When it comes to games, I don’t mind rogue-likes, talk to @nzbrowncoat and you might just get a different response. So thankfully for him, I have Children of Morta from Dead Mage Inc. to review and he doesn’t.
Can I come?
With each family member giving you a different play style. The changing maps for you to replay, one could argue that Children of Morta has plenty of replay value. But isn’t that the nature of rogue-likes? Starting with one family member and wanting to stick with them isn’t the best idea. For one the other family members are unlocked as you progress and have certain abilities you will require to further your progress. And secondly, levelling up each member of the family will unlock Family Traits giving bonuses to every family member.
Personally, I prefer the heavy hitting John, but found many areas much easier with the ranged attacks of Linda. Children of Morta is a Hack and Slash style of gameplay and being rogue-like means plenty of trial and error as you go.
Kicking It Old School.
Like several games of recent release, Dead Mage Studio. has gone with the 8-bit, old school visuals for Children of Morta. On one hand this appeals to old buggers like me, but with age comes scepticism. I can help but feel it is a strategy to speed up and make development that little bit easier. Don’t get me wrong, visuals are not the priority for me, but in this day and age they are pretty important.
So going with the 8-bit look are some pretty cool art styles in the environments. It all ties together really well. And with excellent controls, traversing the innards of Mount Morta is very straight forward, and fun.
When it comes to the controls one aspect I really, really love is the ability to go twin stick or button masher. Because the camera is fixed the right stick can be used to attack in you desired direction. But you can also just use the buttons to attack in the direction you are facing. This makes moving between melee and ranged characters so much easier as both control options are available to all characters.

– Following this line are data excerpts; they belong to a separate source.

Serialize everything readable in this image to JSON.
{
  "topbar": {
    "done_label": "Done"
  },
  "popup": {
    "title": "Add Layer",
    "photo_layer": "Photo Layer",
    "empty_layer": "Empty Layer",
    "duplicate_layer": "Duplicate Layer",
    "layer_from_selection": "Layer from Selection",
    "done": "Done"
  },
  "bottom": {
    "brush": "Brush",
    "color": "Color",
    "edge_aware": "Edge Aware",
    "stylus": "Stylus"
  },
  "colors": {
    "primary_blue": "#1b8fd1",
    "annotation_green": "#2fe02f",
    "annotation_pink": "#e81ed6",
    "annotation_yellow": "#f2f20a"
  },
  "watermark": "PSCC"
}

On death you return to the family home where, quite often, the story will be progressed. You can also access other family members who will upgrade skills and abilities before you head off again. It is a process that doesn’t get tedious in my opinion, possible because of the obvious progress and direction you are shown.
Children of Morta is a fantastic example of how to do a rogue-like. Making progress each time you enter the fray and frequent level ups make the whole experience much easier to deal with. You will die, a lot. That is the nature of the beast. That is why some just don’t dig rogue-likes. Me, I’m a fan and can see plenty of hours being sunk into Children of Morta.